A mudança ainda não vale para todos os trabalhadores do país, mas já aparece em grandes empresas do setor. Em alguns casos, a nova escala foi implantada em todas as lojas. Em outros, as redes iniciaram testes para medir custos, produtividade, atendimento e impacto na vida dos funcionários.

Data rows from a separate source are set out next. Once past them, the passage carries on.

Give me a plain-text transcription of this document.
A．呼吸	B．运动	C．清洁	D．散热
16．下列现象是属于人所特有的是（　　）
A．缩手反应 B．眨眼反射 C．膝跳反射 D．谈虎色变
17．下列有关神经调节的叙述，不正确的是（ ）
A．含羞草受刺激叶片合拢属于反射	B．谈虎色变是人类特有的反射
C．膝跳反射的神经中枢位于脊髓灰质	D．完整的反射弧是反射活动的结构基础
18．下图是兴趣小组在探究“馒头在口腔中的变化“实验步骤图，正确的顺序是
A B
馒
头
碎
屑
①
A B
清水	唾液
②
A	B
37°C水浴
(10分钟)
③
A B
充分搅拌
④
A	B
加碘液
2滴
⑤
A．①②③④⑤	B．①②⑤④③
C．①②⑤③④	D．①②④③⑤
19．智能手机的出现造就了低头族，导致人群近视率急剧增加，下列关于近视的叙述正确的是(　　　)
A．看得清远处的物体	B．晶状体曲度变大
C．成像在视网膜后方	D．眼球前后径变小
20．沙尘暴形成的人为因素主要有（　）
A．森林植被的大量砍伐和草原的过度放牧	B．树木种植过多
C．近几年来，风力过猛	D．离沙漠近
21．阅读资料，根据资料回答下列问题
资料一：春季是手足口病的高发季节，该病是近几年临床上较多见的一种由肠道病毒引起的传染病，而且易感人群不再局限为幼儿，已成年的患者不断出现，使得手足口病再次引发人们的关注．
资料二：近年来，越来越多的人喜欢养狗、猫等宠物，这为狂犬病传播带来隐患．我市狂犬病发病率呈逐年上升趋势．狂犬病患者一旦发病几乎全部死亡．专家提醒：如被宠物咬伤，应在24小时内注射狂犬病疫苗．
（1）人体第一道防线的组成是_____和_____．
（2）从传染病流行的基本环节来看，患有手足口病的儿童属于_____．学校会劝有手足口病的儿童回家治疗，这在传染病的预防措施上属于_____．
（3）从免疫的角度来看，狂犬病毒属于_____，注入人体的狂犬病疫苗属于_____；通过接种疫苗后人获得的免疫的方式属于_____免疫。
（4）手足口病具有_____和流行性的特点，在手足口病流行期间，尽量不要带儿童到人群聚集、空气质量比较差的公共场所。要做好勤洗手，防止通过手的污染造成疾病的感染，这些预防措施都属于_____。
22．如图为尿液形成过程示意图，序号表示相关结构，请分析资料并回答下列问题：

Na prática, o movimento mostra que o debate sobre o fim da escala 6×1 deixou de ficar restrito às redes sociais e ao Congresso Nacional. Agora, ele também entrou na estratégia de grandes companhias que precisam contratar, manter trabalhadores e reduzir a rotatividade.

Farmácias adotam escala 5×2 em todas as lojas

Uma das maiores mudanças aconteceu na RD Saúde, dona das redes Drogasil e Raia. A empresa adotou a escala 5×2 nas mais de 3.500 lojas espalhadas pelo Brasil, inclusive no Espírito Santo.

Com isso, os funcionários passaram a trabalhar cinco dias e descansar dois por semana. A mudança começou no segundo semestre de 2025, primeiro para cargos de liderança e farmacêuticos. Depois, a escala avançou para toda a rede.

Mesmo com duas folgas semanais, a carga horária permanece dentro do limite de 44 horas por semana. Ou seja, a empresa reorganizou a jornada sem transformar a medida em redução formal da carga semanal.

A companhia passou a defender o novo modelo como uma forma de reter profissionais, tornar as vagas mais atrativas e reduzir a saída de trabalhadores. No setor farmacêutico, a disputa por mão de obra qualificada é considerada um dos principais desafios das redes.

Além disso, a RD Saúde informou que conseguiu implantar a nova escala sem aumento relevante nos custos operacionais. A experiência virou uma das principais referências para outras empresas do varejo.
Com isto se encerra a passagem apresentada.